Jet cards had a special appeal to many frequent flyers. The problem with demand increasing so quickly was capacity, or a lack thereof. Because programs were designed to be flexible in different contexts, providers needed to slow down sales to be able to deliver the services they promised.
The situation is exemplified well through this anecdote in a recent Forbes article:
“In announcing a pause in taking new customers, all the [jet card] providers cited their desires to first care for existing customers.
Customers who buy jet cards, typically prepaying $50,000 to $500,000, generally have flights in mind they want to take when they wire the money, say executives.
While existing members settle into their individual travel patterns, an influx of new customers leading into the busy holiday travel season is spooking executives who contractually must fulfill those flights.”
The holidays are peak travel season and will add extra pressure to a system already handling a historic demand for flights. Jet card terms and conditions are being changed daily. Despite fixed rates and legal contracts providers can no longer ensure with 100% certainty that all client expectations will be fulfilled. It is a tough time for passengers and providers alike, but with mutual understanding and trust, this situation does not need to be the end of Jet card programs.
Good news: There is Still Time / Bad news: It Won’t Be As Easy
Signing up for a jet card with two easy clicks is no longer an option.
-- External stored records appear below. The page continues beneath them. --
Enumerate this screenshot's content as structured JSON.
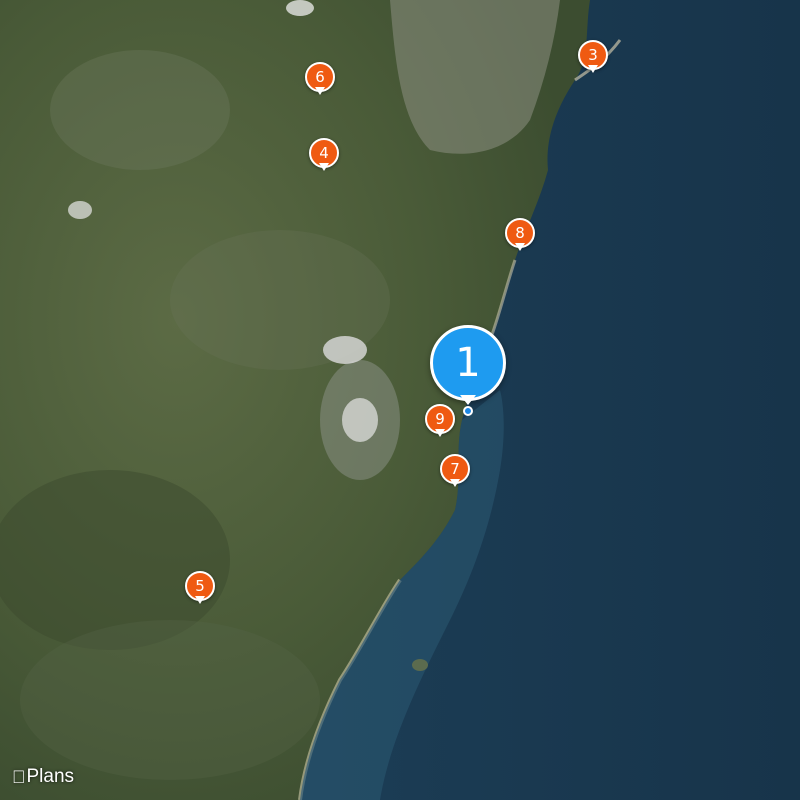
{
  "map": {
    "type": "satellite",
    "attribution": {
      "logo_icon": "apple-logo-icon",
      "label": "Plans"
    },
    "colors": {
      "sea": "#1c3a52",
      "land": "#4b5f3a",
      "pin_orange": "#ef5a12",
      "pin_blue": "#1e9bf0"
    },
    "selected_pin": {
      "label": "1"
    },
    "pins": [
      {
        "id": "pin-3",
        "label": "3"
      },
      {
        "id": "pin-4",
        "label": "4"
      },
      {
        "id": "pin-5",
        "label": "5"
      },
      {
        "id": "pin-6",
        "label": "6"
      },
      {
        "id": "pin-7",
        "label": "7"
      },
      {
        "id": "pin-8",
        "label": "8"
      },
      {
        "id": "pin-9",
        "label": "9"
      }
    ]
  }
}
However, there is still a chance to find the perfect jet card if you have patience. Many jet cards still exist, but there is much stronger segmentation, with distinct and specific requirements for each program
Forbes also predicts:
“There will be fewer one-size-fits-all programs. You’ll need to spend a bit more time paying attention to the details before you wire your funds.”
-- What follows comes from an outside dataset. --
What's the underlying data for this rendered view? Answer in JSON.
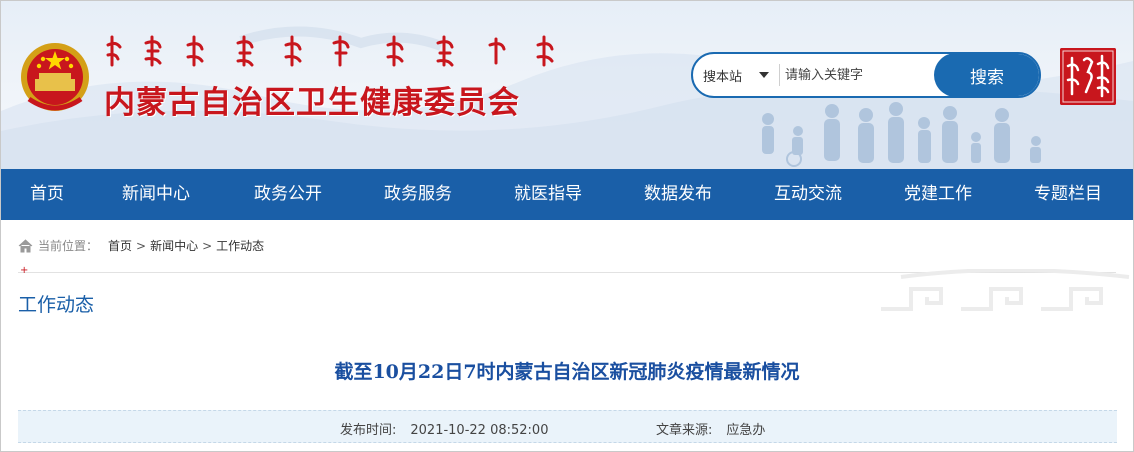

It is very beneficial to pay special attention here to some insightful notes from the annual NBAA (National Business Aviation Association) convention in Las Vegas. This advice comes from interviews with key players in the aviation industry like operators, brokers, CEOs, and salespeople. Highlights include:
- Many jet cards will soon have longer call-outs, higher hourly rates, more peak days, and higher peak surcharges. Blackouts will become standard.
- With a limited supply of jets for charter for the foreseeable future, programs will cap memberships at a level they know they can serve. This is a new issue many are dealing with for the first time, because until now, there was always a charter jet to be found.
- Some jet cards may try to limit demand by setting higher entry levels, with minimums as high as $500,000.
- Travelers will be incentivized to be flexible in moving departure times (at times by even a day or two) and booking flights a few weeks in advance. This can relieve pressure on the system and decrease delays.
- There will be certain card programs that still offer 10-hour callouts, but they will be priced accordingly. These programs will likely be branded as corporate travel solutions with rates starting at $6,750 per hour and 90-and-120-minute minimums.
- Each time a traveler renews a jet card during these dynamic times, they may have to agree to new requirements, terms, and conditions – or take their business elsewhere.
New Types of Partnerships for the Future
As companies suspend jet card sales for the time being, it does not indicate the end, but rather the beginning of a new era of jet card programs. Jet card providers are using their creativity to find unique solutions to handle the current situation as we speak. One of the emerging solutions is a shift towards more personalized relationships with clients. This is great news for passengers because it will result in a variety of new options. One-size-fits-all programs will become obsolete and custom-made jet cards will become the standard.
Private flyers who want to maximize their jet card benefits have to do a bit more research these days. While navigating this process, communication is key. By taking a more human approach towards your jet card purchase, you can get the information you need to select the right jet card for you. The reputation of jet cards may have been shaken during the initial rise in demand, but as providers create new partnerships and build a different type of relationship with customers, the prestige of jet cars will rise once again. Providers must learn to listen to their clients more carefully and think of each future jet card holder as an individual person rather than “just another customer”.